Coal currently accounts for 36.5% of the world’s electricity production. It is therefore the world’s 1st source of energy. Between 2009 and 2019, its consumption grew by 1% each year. But the future of fossil fuels is in doubt, not least because of their high carbon content.
With more and more public and private players disowning it, is its end in sight? The place of fuel in energy systems over the past ten years could provide clues as to its future.
Coal: studying the past to predict the future
The 2000s saw a boom in the use of coal, with unprecedented growth in demand. Yet fuel demand in 2019 did not rival that of 2013. Its contribution to electricity generation fell from 40% to 36.5% over the decade. Overall, demand did not reach expected levels.
Competition from natural gas and renewable energies
On the one hand, natural gas has emerged from the American shale revolution as a competitor. Its low prices have enabled it to replace coal in the American and European energy mix. As a result, the share of fuel in the EU’s electricity mix has halved in ten years.
Wind and solar power have taken over from carbon rock, benefiting from strong political support and competitive prices. The IEA expects these energies to become the “new kings” of global electricity markets, dethroning fuel.
State climate policies
Unlike the disappointing COP15 in 2009, COP21 gave impetus to climate policies, encouraging ambitious targets. Investors are pushing companies to reduce their consumption of fossil fuels, such as BlackRock, which will no longer invest in them by 2040. Similarly, the G20 countries have affirmed their ambition to be carbon neutral by mid-century.
Over the past ten years, Western public and private players have shown a growing determination to move away from coal. Nevertheless, one region still seems to be in the spotlight: Asia.
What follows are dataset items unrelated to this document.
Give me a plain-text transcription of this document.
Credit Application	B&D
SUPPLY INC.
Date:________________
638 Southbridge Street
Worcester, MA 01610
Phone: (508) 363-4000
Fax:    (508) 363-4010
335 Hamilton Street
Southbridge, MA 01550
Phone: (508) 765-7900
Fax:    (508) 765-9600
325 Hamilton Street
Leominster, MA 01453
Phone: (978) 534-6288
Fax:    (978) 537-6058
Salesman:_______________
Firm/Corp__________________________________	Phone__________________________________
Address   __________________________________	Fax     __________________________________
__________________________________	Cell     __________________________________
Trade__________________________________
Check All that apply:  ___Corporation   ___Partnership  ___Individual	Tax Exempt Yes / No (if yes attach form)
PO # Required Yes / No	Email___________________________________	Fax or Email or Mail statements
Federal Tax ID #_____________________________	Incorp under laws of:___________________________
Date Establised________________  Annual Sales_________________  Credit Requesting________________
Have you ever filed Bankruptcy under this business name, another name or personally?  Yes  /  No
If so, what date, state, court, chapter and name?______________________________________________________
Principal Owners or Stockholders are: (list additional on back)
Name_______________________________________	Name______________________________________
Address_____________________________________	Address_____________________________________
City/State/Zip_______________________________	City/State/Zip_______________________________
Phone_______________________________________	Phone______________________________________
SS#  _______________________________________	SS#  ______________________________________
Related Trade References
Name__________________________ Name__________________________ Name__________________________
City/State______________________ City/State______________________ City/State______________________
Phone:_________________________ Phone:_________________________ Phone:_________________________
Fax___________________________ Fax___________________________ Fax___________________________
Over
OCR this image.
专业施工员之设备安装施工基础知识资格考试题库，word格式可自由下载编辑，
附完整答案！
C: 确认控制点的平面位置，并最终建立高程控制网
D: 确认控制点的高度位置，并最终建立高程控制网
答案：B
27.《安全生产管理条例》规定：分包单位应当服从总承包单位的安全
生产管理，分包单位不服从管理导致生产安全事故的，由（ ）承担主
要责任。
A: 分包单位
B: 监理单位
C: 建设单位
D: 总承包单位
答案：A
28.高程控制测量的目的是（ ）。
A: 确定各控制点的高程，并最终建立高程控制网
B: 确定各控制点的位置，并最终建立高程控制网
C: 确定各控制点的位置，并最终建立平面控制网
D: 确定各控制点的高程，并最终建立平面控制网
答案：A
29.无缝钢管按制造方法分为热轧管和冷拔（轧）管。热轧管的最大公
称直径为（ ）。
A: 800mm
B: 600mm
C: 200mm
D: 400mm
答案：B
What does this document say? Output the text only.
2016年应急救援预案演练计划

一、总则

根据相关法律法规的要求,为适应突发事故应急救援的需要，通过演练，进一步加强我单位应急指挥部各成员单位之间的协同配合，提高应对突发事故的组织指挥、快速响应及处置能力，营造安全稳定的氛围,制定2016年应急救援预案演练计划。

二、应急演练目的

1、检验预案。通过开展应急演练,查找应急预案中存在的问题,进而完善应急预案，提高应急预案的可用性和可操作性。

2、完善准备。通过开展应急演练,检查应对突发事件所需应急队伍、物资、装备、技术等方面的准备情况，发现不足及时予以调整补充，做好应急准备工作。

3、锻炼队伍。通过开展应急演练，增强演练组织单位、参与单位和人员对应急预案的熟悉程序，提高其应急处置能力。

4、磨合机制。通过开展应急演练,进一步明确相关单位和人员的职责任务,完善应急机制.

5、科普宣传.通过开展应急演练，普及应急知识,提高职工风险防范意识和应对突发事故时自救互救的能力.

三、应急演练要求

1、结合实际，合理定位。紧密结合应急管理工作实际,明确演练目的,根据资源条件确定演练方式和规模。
Decline in the West, maintenance and China and growth in Asia
Today, Asian producers have replaced their American counterparts at the head of the industry. The future of the rock is now in the hands of these countries.
Sedimentary rock remains the main source of energy for the continent’s power plants. 80% of coal-fired projects, including 600 new power plants, are being carried out by a handful of Asian countries.
Asia-Pacific accounts for 75% of global consumption, up from 58% in 2009. According to Wood Mackenzie, use of the fuel is set to peak in 2027, rising to 36% of the regional energy mix by 2040. In India, for example, this resource provides two-thirds of the country’s electricity, and consumption is set to rise.
Increased Chinese control
China remains the undisputed world’s leading coal producer. According to theInternational Energy Agency (IEA), fuel will continue to account for 30% of electricity generation in 2050. Beijing sees this resource as a social stabilizer, particularly in the stricken northeastern provinces.
The rock also serves as diplomatic leverage for China, which has just imposed an embargo on Australian coal. It is seeking to reduce its energy imports so that it can then export. This strategy contributes to China’s economic sustainability, as well as that of coal.
Energy essential to Asia’s energy needs
Electricity demand in Southeast Asia has grown by 6% a year over the past two decades. For the time being, coal is the only resource capable of responding to exponential economic growth and consumption. Neither renewable energies nor gas are viable for producing electricity in sufficient quantities.
Despite its high CO2 emissions, this fuel makes up for the intermittent nature of renewable energies. What’s more, the latter are less competitive due to the region’s unfavorable topography. In island states like Indonesia, coal has the advantage of being easily transportable from one island to another.
Reinventing the world’s 1st power source
However, a new type of coal – green coal – could provide an alternative to its carbon-rich counterpart. Unlike coal, which takes millions of years to form, its production is relatively flexible. The organic waste it contains also helps avoid the deforestation needed to produce charcoal.
Coal and its green alternative, both derived from organic matter, have similar calorific values. But burning alternative fuels emits fewer greenhouse gases than burning conventional coal. Some companies, like EDF, have already tried to convert a thermal power plant to green coal.
Rethinking power plants
To meet the challenges of climate change, coal-fired power plants will have to be modernized or converted. The introduction of desulfurization and denitrification systems could be a solution. Alternatively, more cost-effective and less polluting “supercritical” power plants could be developed.
Co-combustion plants also appear to be efficient, such as EDF’s Cordemais plant in Loire-Atlantique. They use the green alternative mentioned above.
Thermal power plants can also be converted into energy storage centers. Siemens Gamesa, for example, has launched ETES (Electric Thermal Energy Storage) technology, which uses “Carnot batteries”. This involves absorbing excess electricity, transforming it into heat, which is then stored and extracted to power generators and turbines.
These innovations could offer a second life for thermal power plants, while retaining a place for fossil fuels.
A place for coal in the energy transition?
Global coal production over the last ten years therefore reflects the future of this resource. While fuel as humanity has known it since the Industrial Revolution is waning in the West, it’s still on the rise in Asia. Nevertheless, its decline is not yet sealed, as emerging technologies could bring coal back into fashion. In particular, those relating to carbon capture and storage (CCUS).